TEMPO.CO, Jakarta - Presiden Filipina Rodrigo Duterte memerintahkan penyelidikan terhadap seorang biarawati berusia 71 tahun asal Australia yang ditahan pada awal pekan ini.
"Saya memerintahkan dia untuk diselidiki, untuk dia jangan dulu dideportasi sekaligus. Meski tidak ditahan tetapi dia diundang untuk penyelidikan terkait perilakunya yang tidak tertib," kata Duterte, seperti dilansir ABC Online pada 18 April 2018.

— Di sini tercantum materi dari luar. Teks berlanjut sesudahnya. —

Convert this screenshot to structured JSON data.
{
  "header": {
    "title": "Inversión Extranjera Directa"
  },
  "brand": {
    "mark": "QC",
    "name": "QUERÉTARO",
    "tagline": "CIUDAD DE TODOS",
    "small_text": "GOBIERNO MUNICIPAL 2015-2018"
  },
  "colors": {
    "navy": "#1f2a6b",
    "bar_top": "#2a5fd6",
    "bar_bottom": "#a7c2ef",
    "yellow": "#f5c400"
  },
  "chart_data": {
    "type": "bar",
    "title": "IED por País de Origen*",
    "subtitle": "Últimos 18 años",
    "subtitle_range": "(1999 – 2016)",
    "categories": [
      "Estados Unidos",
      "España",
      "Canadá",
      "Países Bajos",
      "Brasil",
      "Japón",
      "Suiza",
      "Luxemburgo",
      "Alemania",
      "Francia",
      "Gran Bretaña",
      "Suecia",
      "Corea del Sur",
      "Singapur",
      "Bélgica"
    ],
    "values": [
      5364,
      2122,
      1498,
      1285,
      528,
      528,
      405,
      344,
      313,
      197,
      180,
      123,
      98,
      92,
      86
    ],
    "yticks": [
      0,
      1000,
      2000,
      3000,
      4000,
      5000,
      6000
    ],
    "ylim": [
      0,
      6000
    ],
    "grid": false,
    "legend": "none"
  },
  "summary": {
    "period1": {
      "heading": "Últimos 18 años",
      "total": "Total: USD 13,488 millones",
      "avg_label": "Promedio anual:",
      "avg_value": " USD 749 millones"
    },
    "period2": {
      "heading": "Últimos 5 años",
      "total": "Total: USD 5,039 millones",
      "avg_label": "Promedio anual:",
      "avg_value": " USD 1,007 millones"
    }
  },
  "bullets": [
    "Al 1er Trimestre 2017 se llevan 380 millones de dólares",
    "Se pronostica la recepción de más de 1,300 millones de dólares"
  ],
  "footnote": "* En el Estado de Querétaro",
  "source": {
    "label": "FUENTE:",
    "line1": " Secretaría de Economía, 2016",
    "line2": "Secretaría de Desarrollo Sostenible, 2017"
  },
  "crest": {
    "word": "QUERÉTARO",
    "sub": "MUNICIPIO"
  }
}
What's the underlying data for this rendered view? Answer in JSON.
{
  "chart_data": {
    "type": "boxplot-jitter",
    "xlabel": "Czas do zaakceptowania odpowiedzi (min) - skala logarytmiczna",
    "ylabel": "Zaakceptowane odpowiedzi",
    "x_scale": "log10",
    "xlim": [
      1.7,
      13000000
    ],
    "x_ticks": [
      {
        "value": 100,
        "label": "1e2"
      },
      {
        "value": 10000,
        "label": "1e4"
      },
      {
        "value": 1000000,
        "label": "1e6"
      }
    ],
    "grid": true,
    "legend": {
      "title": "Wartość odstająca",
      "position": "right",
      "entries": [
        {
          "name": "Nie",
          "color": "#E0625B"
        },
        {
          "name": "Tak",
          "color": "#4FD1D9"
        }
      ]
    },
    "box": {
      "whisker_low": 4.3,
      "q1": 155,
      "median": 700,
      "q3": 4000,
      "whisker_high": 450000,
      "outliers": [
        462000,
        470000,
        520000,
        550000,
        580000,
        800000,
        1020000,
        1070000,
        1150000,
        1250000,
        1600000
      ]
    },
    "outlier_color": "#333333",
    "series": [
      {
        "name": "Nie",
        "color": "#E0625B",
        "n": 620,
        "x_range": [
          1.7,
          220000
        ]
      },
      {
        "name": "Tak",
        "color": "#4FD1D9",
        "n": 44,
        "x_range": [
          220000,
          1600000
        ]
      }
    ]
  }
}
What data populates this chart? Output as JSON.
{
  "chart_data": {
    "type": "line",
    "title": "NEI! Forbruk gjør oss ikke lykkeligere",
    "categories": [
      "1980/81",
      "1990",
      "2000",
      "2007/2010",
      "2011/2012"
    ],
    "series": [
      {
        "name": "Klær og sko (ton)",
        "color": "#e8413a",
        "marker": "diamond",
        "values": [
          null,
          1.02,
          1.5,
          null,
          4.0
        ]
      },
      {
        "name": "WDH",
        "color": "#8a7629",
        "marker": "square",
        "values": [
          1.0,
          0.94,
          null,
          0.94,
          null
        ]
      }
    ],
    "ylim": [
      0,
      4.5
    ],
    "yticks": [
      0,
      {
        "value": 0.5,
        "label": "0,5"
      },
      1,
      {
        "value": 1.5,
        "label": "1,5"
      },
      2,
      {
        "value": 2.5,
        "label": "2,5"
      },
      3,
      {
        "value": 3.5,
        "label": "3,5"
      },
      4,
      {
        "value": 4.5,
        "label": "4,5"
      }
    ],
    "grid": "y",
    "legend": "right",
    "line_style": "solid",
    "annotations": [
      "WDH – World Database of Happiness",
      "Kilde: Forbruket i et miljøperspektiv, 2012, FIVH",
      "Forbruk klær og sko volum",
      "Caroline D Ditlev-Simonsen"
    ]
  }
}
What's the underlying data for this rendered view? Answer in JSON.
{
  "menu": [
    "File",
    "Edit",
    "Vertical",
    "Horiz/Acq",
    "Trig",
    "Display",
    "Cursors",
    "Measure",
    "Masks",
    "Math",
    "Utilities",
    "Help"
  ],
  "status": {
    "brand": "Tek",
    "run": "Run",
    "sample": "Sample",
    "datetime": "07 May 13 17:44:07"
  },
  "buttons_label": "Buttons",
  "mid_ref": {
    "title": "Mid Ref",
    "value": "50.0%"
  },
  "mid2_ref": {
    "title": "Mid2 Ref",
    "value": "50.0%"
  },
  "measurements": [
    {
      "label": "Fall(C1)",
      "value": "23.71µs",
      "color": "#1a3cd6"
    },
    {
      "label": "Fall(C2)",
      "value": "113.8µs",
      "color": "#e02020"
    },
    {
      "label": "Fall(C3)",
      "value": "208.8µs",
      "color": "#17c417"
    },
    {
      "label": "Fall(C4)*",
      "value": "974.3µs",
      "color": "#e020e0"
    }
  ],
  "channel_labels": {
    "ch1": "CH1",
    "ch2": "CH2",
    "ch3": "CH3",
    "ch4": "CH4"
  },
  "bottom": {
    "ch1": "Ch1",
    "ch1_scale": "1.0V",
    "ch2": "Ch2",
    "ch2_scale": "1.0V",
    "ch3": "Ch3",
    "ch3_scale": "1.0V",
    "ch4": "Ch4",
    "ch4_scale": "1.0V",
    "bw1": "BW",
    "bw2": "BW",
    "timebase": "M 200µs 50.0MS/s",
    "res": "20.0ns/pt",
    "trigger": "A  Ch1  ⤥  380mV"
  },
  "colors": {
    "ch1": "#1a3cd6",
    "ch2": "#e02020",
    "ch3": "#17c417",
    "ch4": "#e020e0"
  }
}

Baca: Jaksa ICC Fatou Bensouda Datang? Duterte: Saya akan Tangkap Anda
Suster Patricia Fox, 71 tahun, ditahan otoritas imigrasi di Manila pada Senin setelah dituduh melakukan aktivitas politik yang melanggar visanya.
Biarawati dari ordo katolik Notre Dame de Sion, seperti dilansir Inquirer, dijemput dari rumahnya pada Senin sore, 16 April 2018, dan ditahan di biro imigrasi di Manila selama hampir 24 jam. Dia dibebaskan keesokan harinya menunggu penyelidikan lebih lanjut.
Baca Juga:
Baca: Filipina Tolak Resolusi PBB Soal Myanmar, Duterte Tuai Kecaman
Fox ditahan setelah mengambil bagian dalam demonstrasi mendesak pembebasan tahanan politik dan menuntut pihak berwenang Filipina untuk menghormati hak asasi manusia.
Namun, Sister Fox membantah bahwa aktivismenya bersifat politis. "Saya telah bergabung dengan demonstrasi hak asasi manusia bagi para petani - untuk hak tanah mereka - [dan] untuk melepaskan tahanan politik," katanya.
Duterte mengatakan dia merasa terhina oleh tindakan tokoh agama dan orang asing. Menurutnya aktifitas Suster Fox adalah pelanggaran kedaulatan Filipina.
“Anda tidak punya hak untuk mengkritik kami. Jangan menghina negaraku. Kami tidak pernah melakukan itu ke Australia. Mengapa Anda tidak mengkritik pemerintah Anda sendiri, cara pemerintah Anda menangani para pengungsi, lapar dan sekarat dan Anda justru mengusirnya kembali ke laut lepas,” kata Duterte.
Hubungan antara Duterte dan Australia tidak begitu baik menyusul kritik dari Canberra atas perang Manila terhadap narkoba, yang telah menyebabkan kematian ribuan orang. Pemerintah Filipina mengklaim jumlah korban tewas sekitar 4000 orang. Sementara kalangan pegiat HAM memperkirakan jumlahnya 7000 orang tewas.